In the 2008 National Research Assessment Exercise (RAE), Cambridge was ranked second equal with the Royal Marsden/Institute of Cancer Research, and first equal for the percentage of all clinical and basic research leaders ranked as world class (35%).
Cancer was one of three main themes when Cambridge University Health Partners, which includes the University and the Cambridge University Hospitals NHS Foundation Trust, was selected in 2009 as one of five Academic Health Science Centres across England and Wales.
Distinguished scientific foundations
Cambridge has a long been associated with major landmarks in the advancement of the life sciences. Darwin studied theology in Cambridge before joining the voyage of the Beagle and proposing the theory of evolution by natural selection over 150 years ago. The theory transformed the way scientists study the origins and diversity of life. A century later Watson and Crick’s discovery of the double helix structure of DNA in 1953 marked another transformation – the beginning of the science of genetics. 

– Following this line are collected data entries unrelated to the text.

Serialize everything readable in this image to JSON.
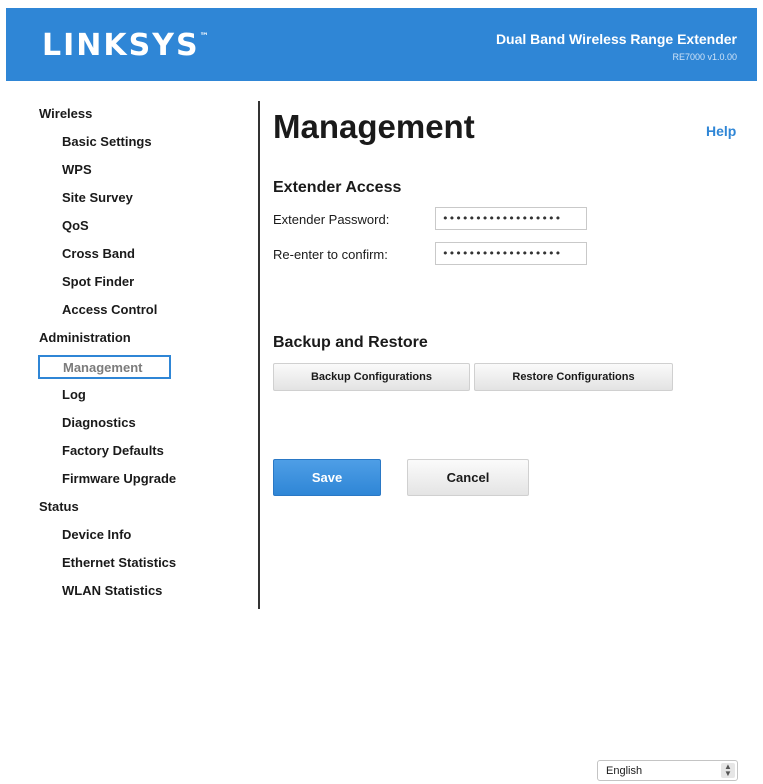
{
  "header": {
    "logo": "LINKSYS",
    "logo_mark": "™",
    "product": "Dual Band Wireless Range Extender",
    "model": "RE7000 v1.0.00"
  },
  "sidebar": {
    "groups": [
      {
        "label": "Wireless",
        "items": [
          "Basic Settings",
          "WPS",
          "Site Survey",
          "QoS",
          "Cross Band",
          "Spot Finder",
          "Access Control"
        ]
      },
      {
        "label": "Administration",
        "items": [
          "Management",
          "Log",
          "Diagnostics",
          "Factory Defaults",
          "Firmware Upgrade"
        ]
      },
      {
        "label": "Status",
        "items": [
          "Device Info",
          "Ethernet Statistics",
          "WLAN Statistics"
        ]
      }
    ],
    "active_item": "Management"
  },
  "main": {
    "title": "Management",
    "help": "Help",
    "extender_access": {
      "title": "Extender Access",
      "password_label": "Extender Password:",
      "password_value": "••••••••••••••••••",
      "confirm_label": "Re-enter to confirm:",
      "confirm_value": "••••••••••••••••••"
    },
    "backup": {
      "title": "Backup and Restore",
      "backup_label": "Backup Configurations",
      "restore_label": "Restore Configurations"
    },
    "save_label": "Save",
    "cancel_label": "Cancel"
  },
  "footer": {
    "language": "English"
  },
  "colors": {
    "brand_blue": "#2f86d6",
    "active_text": "#7c7c7c"
  }
}
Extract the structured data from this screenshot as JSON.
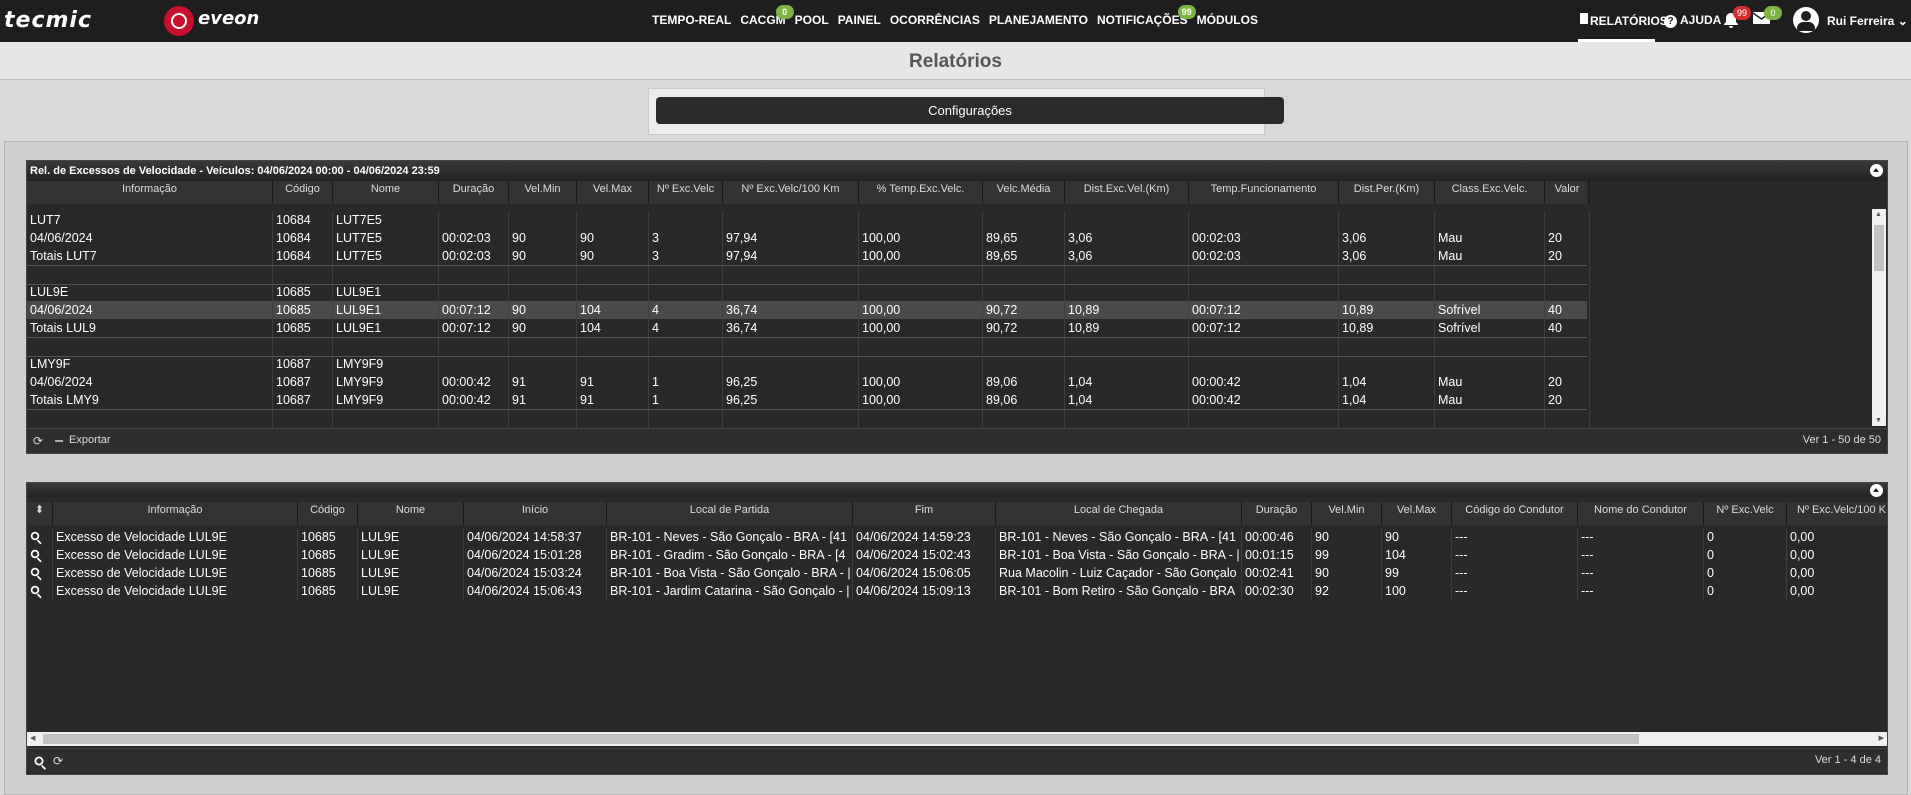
{
  "brand": {
    "logo1": "tecmic",
    "logo2": "eveon"
  },
  "nav": {
    "items": [
      {
        "label": "TEMPO-REAL"
      },
      {
        "label": "CACGM",
        "badge": "0"
      },
      {
        "label": "POOL"
      },
      {
        "label": "PAINEL"
      },
      {
        "label": "OCORRÊNCIAS"
      },
      {
        "label": "PLANEJAMENTO"
      },
      {
        "label": "NOTIFICAÇÕES",
        "badge": "99"
      },
      {
        "label": "MÓDULOS"
      }
    ]
  },
  "topright": {
    "relatorios": "RELATÓRIOS",
    "ajuda": "AJUDA",
    "ajuda_icon": "?",
    "bell_badge": "99",
    "mail_badge": "0",
    "user": "Rui Ferreira"
  },
  "page": {
    "title": "Relatórios",
    "config_button": "Configurações"
  },
  "grid1": {
    "caption": "Rel. de Excessos de Velocidade - Veículos: 04/06/2024 00:00 - 04/06/2024 23:59",
    "columns": [
      "Informação",
      "Código",
      "Nome",
      "Duração",
      "Vel.Min",
      "Vel.Max",
      "Nº Exc.Velc",
      "Nº Exc.Velc/100 Km",
      "% Temp.Exc.Velc.",
      "Velc.Média",
      "Dist.Exc.Vel.(Km)",
      "Temp.Funcionamento",
      "Dist.Per.(Km)",
      "Class.Exc.Velc.",
      "Valor"
    ],
    "rows": [
      [
        "LUT7",
        "10684",
        "LUT7E5",
        "",
        "",
        "",
        "",
        "",
        "",
        "",
        "",
        "",
        "",
        "",
        ""
      ],
      [
        "04/06/2024",
        "10684",
        "LUT7E5",
        "00:02:03",
        "90",
        "90",
        "3",
        "97,94",
        "100,00",
        "89,65",
        "3,06",
        "00:02:03",
        "3,06",
        "Mau",
        "20"
      ],
      [
        "Totais LUT7",
        "10684",
        "LUT7E5",
        "00:02:03",
        "90",
        "90",
        "3",
        "97,94",
        "100,00",
        "89,65",
        "3,06",
        "00:02:03",
        "3,06",
        "Mau",
        "20"
      ],
      [
        "",
        "",
        "",
        "",
        "",
        "",
        "",
        "",
        "",
        "",
        "",
        "",
        "",
        "",
        ""
      ],
      [
        "LUL9E",
        "10685",
        "LUL9E1",
        "",
        "",
        "",
        "",
        "",
        "",
        "",
        "",
        "",
        "",
        "",
        ""
      ],
      [
        "04/06/2024",
        "10685",
        "LUL9E1",
        "00:07:12",
        "90",
        "104",
        "4",
        "36,74",
        "100,00",
        "90,72",
        "10,89",
        "00:07:12",
        "10,89",
        "Sofrível",
        "40"
      ],
      [
        "Totais LUL9",
        "10685",
        "LUL9E1",
        "00:07:12",
        "90",
        "104",
        "4",
        "36,74",
        "100,00",
        "90,72",
        "10,89",
        "00:07:12",
        "10,89",
        "Sofrível",
        "40"
      ],
      [
        "",
        "",
        "",
        "",
        "",
        "",
        "",
        "",
        "",
        "",
        "",
        "",
        "",
        "",
        ""
      ],
      [
        "LMY9F",
        "10687",
        "LMY9F9",
        "",
        "",
        "",
        "",
        "",
        "",
        "",
        "",
        "",
        "",
        "",
        ""
      ],
      [
        "04/06/2024",
        "10687",
        "LMY9F9",
        "00:00:42",
        "91",
        "91",
        "1",
        "96,25",
        "100,00",
        "89,06",
        "1,04",
        "00:00:42",
        "1,04",
        "Mau",
        "20"
      ],
      [
        "Totais LMY9",
        "10687",
        "LMY9F9",
        "00:00:42",
        "91",
        "91",
        "1",
        "96,25",
        "100,00",
        "89,06",
        "1,04",
        "00:00:42",
        "1,04",
        "Mau",
        "20"
      ],
      [
        "",
        "",
        "",
        "",
        "",
        "",
        "",
        "",
        "",
        "",
        "",
        "",
        "",
        "",
        ""
      ]
    ],
    "footer": {
      "export": "Exportar",
      "pager": "Ver 1 - 50 de 50"
    }
  },
  "grid2": {
    "columns": [
      "Informação",
      "Código",
      "Nome",
      "Início",
      "Local de Partida",
      "Fim",
      "Local de Chegada",
      "Duração",
      "Vel.Min",
      "Vel.Max",
      "Código do Condutor",
      "Nome do Condutor",
      "Nº Exc.Velc",
      "Nº Exc.Velc/100 K"
    ],
    "rows": [
      [
        "Excesso de Velocidade LUL9E",
        "10685",
        "LUL9E",
        "04/06/2024 14:58:37",
        "BR-101 - Neves - São Gonçalo - BRA - [41",
        "04/06/2024 14:59:23",
        "BR-101 - Neves - São Gonçalo - BRA - [41",
        "00:00:46",
        "90",
        "90",
        "---",
        "---",
        "0",
        "0,00"
      ],
      [
        "Excesso de Velocidade LUL9E",
        "10685",
        "LUL9E",
        "04/06/2024 15:01:28",
        "BR-101 - Gradim - São Gonçalo - BRA - [4",
        "04/06/2024 15:02:43",
        "BR-101 - Boa Vista - São Gonçalo - BRA - |",
        "00:01:15",
        "99",
        "104",
        "---",
        "---",
        "0",
        "0,00"
      ],
      [
        "Excesso de Velocidade LUL9E",
        "10685",
        "LUL9E",
        "04/06/2024 15:03:24",
        "BR-101 - Boa Vista - São Gonçalo - BRA - |",
        "04/06/2024 15:06:05",
        "Rua Macolin - Luiz Caçador - São Gonçalo",
        "00:02:41",
        "90",
        "99",
        "---",
        "---",
        "0",
        "0,00"
      ],
      [
        "Excesso de Velocidade LUL9E",
        "10685",
        "LUL9E",
        "04/06/2024 15:06:43",
        "BR-101 - Jardim Catarina - São Gonçalo - |",
        "04/06/2024 15:09:13",
        "BR-101 - Bom Retiro - São Gonçalo - BRA",
        "00:02:30",
        "92",
        "100",
        "---",
        "---",
        "0",
        "0,00"
      ]
    ],
    "footer": {
      "pager": "Ver 1 - 4 de 4"
    }
  }
}
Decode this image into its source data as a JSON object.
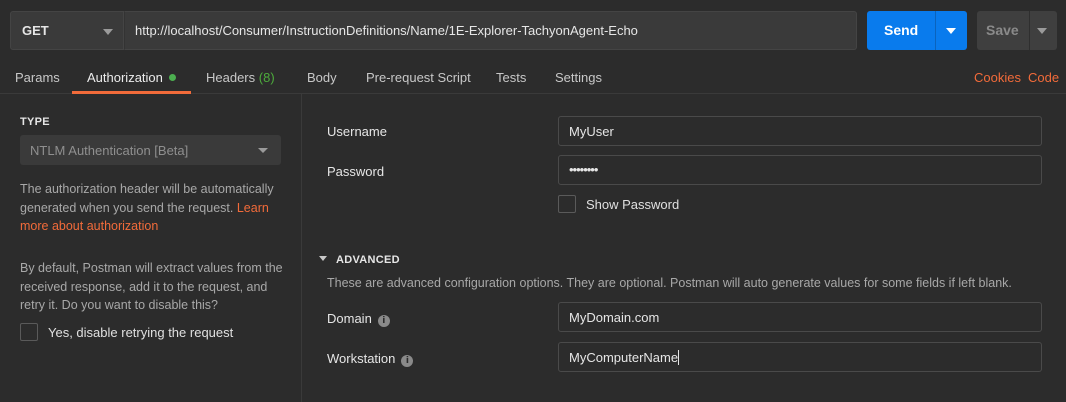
{
  "request": {
    "method": "GET",
    "url": "http://localhost/Consumer/InstructionDefinitions/Name/1E-Explorer-TachyonAgent-Echo",
    "send_label": "Send",
    "save_label": "Save"
  },
  "tabs": {
    "params": "Params",
    "authorization": "Authorization",
    "headers": "Headers",
    "headers_count": "(8)",
    "body": "Body",
    "prerequest": "Pre-request Script",
    "tests": "Tests",
    "settings": "Settings",
    "cookies": "Cookies",
    "code": "Code"
  },
  "left": {
    "type_label": "TYPE",
    "auth_type": "NTLM Authentication [Beta]",
    "desc1_text": "The authorization header will be automatically generated when you send the request.",
    "desc1_link": "Learn more about authorization",
    "desc2_text": "By default, Postman will extract values from the received response, add it to the request, and retry it. Do you want to disable this?",
    "disable_retry_label": "Yes, disable retrying the request"
  },
  "form": {
    "username_label": "Username",
    "username_value": "MyUser",
    "password_label": "Password",
    "password_value": "••••••••",
    "show_password_label": "Show Password",
    "advanced_label": "ADVANCED",
    "advanced_desc": "These are advanced configuration options. They are optional. Postman will auto generate values for some fields if left blank.",
    "domain_label": "Domain",
    "domain_value": "MyDomain.com",
    "workstation_label": "Workstation",
    "workstation_value": "MyComputerName"
  },
  "colors": {
    "accent": "#f26b3a",
    "send": "#097bed",
    "status_dot": "#4caf50",
    "headers_count": "#4dab3c"
  },
  "icons": {
    "method_dropdown": "chevron-down-icon",
    "send_dropdown": "chevron-down-icon",
    "save_dropdown": "chevron-down-icon",
    "auth_status": "status-dot-icon",
    "info": "info-icon",
    "advanced_toggle": "triangle-down-icon"
  }
}
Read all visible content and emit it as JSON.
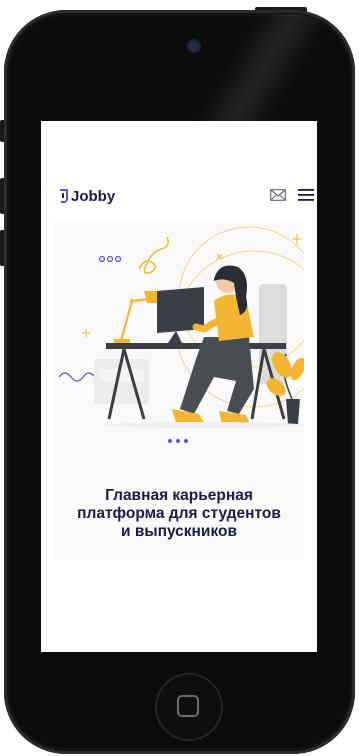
{
  "device": {
    "type": "phone-mockup"
  },
  "app": {
    "logo_text": "Jobby",
    "icons": {
      "mail": "mail-icon",
      "menu": "hamburger-menu-icon"
    }
  },
  "hero": {
    "headline_line1": "Главная карьерная",
    "headline_line2": "платформа для студентов",
    "headline_line3": "и выпускников",
    "illustration": "woman-working-at-computer-illustration"
  },
  "colors": {
    "brand_dark": "#1c1a4a",
    "accent_yellow": "#f2b632",
    "accent_purple": "#5b55c9",
    "hero_background": "#fafafa"
  }
}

Frederick Sanger of the University's Department of Biochemistry, became the first person ever to win two Nobel prizes for Chemistry, the first in 1958 for determining the specific sequence of the amino acid building blocks which form the protein insulin, and the second in 1980 for discovering how to determine the information encoded in DNA – DNA sequencing. 
Cesar Milstein was awarded a Nobel prize for his work on monoclonal antibodies in 1984. He developed a way of producing unlimited supplies of highly specific antibodies for attacking specific cells, such as cancer cells. This has revolutionised the development of drugs to treat many diseases and tests to detect them.
More recently the Wellcome Trust Sanger Institute, located south of Cambridge, was the largest contributor to the Human Genome Project, the ambitious global initiative to map all the genes in our DNA. And in 2009, Venkatraman Ramakrishnan, working from the MRC Laboratory of Molecular Biology, was awarded the Nobel Prize in Chemistry for his studies of the structure and function of the ribosome.
Cambridge is well-known for the quality and concentration of research across a range of scientific disciplines, including population genetics, epidemiology, and computational biology, that have practical applications to cancer science.
Building on the foundations of this prestigious scientific legacy, the CRUK Cambridge Centre was established to bring together and form connections between academic and clinical cancer research located in the Cambridge area.